Salamu Aboubakar, a young woman of 35, walked for a week to reach the outskirts of Madaoua. She remembers the day when everything changed in her life: “I heard screams everywhere. With the help of my neighbor Amadou, I jumped over the wall of my house and fled with my children,” she says. “We left everything in our village, and I walked for a day with my five children to reach Maikouru. The children kept asking me where their father was. Even today, I don't know where he is. He wasn't there when we were attacked, but I had to react quickly and save my children, so we left.”

En route to Niger, they first arrived in the village of Sabon Birni, where locals helped them by providing them with a livestock transport vehicle to reach the village of Maikourou. It wasn't easy, Salamu says, but they now feel safe. “We have just received tarpaulins, mosquito nets and plastic buckets, which will allow us to go through the rainy season which has just started.”

UNHCR also works hand in hand with local authorities to provide assistance to refugees. “Our city is a place where the two communities live in peace together. Our commitment to our brothers and sisters in Nigeria allows the commune of Bangui to continue to develop. We benefit from UNHCR support for infrastructure, such as the health center, community center and schools, to meet the high demand from new arrivals. We hope to be an example of support and assistance to refugees.”, says Abdou Maidawa Ado, 42, mayor of the commune of Bangui (Niger)

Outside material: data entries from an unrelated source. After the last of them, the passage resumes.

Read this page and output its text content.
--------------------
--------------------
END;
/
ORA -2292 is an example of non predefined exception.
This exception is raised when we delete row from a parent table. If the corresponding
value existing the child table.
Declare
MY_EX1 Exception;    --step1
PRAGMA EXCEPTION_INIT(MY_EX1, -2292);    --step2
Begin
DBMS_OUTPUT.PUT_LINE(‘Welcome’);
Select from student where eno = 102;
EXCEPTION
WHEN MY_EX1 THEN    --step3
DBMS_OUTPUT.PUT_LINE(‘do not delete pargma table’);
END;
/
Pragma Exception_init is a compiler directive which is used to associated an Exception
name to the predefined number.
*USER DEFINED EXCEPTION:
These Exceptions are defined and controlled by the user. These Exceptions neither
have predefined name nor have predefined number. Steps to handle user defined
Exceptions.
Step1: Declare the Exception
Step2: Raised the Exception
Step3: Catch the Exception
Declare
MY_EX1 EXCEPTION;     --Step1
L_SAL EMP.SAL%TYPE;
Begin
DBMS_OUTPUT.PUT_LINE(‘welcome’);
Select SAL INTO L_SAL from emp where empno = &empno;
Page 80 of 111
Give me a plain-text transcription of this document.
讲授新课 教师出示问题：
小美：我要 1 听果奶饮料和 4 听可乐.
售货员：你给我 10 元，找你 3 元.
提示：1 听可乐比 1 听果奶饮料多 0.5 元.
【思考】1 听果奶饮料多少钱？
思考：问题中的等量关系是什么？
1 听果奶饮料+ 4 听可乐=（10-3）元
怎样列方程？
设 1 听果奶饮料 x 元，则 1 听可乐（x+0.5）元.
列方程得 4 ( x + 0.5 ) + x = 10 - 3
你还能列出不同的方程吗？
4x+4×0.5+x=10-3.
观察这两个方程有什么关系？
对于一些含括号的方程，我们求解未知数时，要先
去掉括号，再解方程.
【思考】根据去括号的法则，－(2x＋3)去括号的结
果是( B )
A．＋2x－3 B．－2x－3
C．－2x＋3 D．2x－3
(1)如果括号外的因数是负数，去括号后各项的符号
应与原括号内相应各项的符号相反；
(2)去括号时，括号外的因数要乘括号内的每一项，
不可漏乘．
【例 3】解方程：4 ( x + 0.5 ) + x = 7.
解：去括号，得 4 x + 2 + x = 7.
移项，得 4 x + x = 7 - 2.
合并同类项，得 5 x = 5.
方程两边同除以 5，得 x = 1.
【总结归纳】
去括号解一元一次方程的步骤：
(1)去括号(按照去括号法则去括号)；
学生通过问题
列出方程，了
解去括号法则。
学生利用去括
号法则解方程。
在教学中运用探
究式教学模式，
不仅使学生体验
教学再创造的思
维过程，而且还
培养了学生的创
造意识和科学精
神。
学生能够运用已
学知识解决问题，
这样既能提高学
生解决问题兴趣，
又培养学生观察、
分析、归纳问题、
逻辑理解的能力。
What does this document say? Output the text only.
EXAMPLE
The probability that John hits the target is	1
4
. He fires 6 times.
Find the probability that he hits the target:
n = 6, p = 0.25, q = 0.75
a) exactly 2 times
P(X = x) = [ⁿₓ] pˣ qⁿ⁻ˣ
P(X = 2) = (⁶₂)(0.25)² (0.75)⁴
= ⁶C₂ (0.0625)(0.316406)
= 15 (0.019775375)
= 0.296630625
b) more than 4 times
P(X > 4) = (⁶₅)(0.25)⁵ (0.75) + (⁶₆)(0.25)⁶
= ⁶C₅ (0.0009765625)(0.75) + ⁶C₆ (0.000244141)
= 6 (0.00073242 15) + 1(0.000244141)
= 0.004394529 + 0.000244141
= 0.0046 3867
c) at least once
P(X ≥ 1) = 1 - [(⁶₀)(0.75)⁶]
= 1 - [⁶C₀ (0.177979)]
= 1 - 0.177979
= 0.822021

Since 2020, UNHCR and its partners have put in place essential services, facilitating the integration of refugees with their hosts. However, the impact of climate change, instability at the border between Niger and Nigeria, and insecurity continue to worsen the living conditions of populations, causing an incessant flow of refugees Nigerians. UNHCR calls on its partners and the international community to intensify efforts to protect and assist these vulnerable populations and contribute to the development of this region.